Wood chips not discarded during early wood-pecking are used as lining on which eggs are laid and young woodpeckers hatch. After fledglings leave their nest weeks after hatching, the bottom of the nesting cavity is a gooey mess of droppings and molted down.

Researchers think the reason Downy and Nuttall’s woodpeckers labor to excavate a new nest every year has to do with the unhygienic state of former nesting cavities. (Flickers will sometimes use the same nest two years in a row, but rarely three).

The woodpeckers’ distain of housekeeping is a boon to many other critters seeking tree cavities suitable for nest building or shelter. In fact, holes created by woodpeckers are in high demand by secondary cavity-nesters and essential to healthy woodland ecosystems.

Tree swallows, western bluebirds and house wrens are not put off by the unkempt condition of woodchips at the bottom of an abandoned woodpecker nest. They simply build a new nest on top of the old one and move in.

Wood ducks are also in the secondary market as are certain mammals like bats, mice and some squirrels which may modify the size of the opening to a nest or the nest cavity itself to fit their needs.

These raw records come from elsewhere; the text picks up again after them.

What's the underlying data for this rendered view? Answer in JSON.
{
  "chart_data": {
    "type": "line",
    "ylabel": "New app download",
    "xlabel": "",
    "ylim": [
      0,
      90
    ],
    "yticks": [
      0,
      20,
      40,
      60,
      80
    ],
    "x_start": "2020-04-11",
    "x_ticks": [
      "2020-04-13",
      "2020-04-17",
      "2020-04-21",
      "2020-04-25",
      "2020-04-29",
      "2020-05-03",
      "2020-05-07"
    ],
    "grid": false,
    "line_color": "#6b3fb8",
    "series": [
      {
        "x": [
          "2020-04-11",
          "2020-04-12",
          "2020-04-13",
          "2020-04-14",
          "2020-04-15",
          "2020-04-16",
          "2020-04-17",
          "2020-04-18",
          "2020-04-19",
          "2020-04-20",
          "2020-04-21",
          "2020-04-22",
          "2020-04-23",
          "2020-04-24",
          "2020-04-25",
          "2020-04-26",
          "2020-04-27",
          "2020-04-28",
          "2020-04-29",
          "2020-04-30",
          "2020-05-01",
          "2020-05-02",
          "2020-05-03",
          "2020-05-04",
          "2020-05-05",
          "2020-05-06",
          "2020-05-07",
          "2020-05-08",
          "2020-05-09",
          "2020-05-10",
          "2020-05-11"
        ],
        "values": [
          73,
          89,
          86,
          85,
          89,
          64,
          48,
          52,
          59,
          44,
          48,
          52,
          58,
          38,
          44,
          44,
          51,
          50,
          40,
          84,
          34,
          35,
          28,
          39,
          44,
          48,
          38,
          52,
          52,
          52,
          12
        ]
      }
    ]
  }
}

Besides birds and mammals, insects and arachnids also use woodpecker holes for shelter, ambush-hides or honey making, in the case of European honey-bees.

When out and about observing wildlife, look for woodpeckers hammering away to create a home for a new generation of their own species this year and housing for other species in years to come.

The San Luis and Merced NWRs are open to visitors 365 days a year from about 1/2-hour before sunrise to about 1/2-hour after sunset. There is no charge to visit and the refuges offer auto tour routes and nature trails allowing visitors to explore the wildlife refuges. So free up some time and make a trip down to a refuge soon.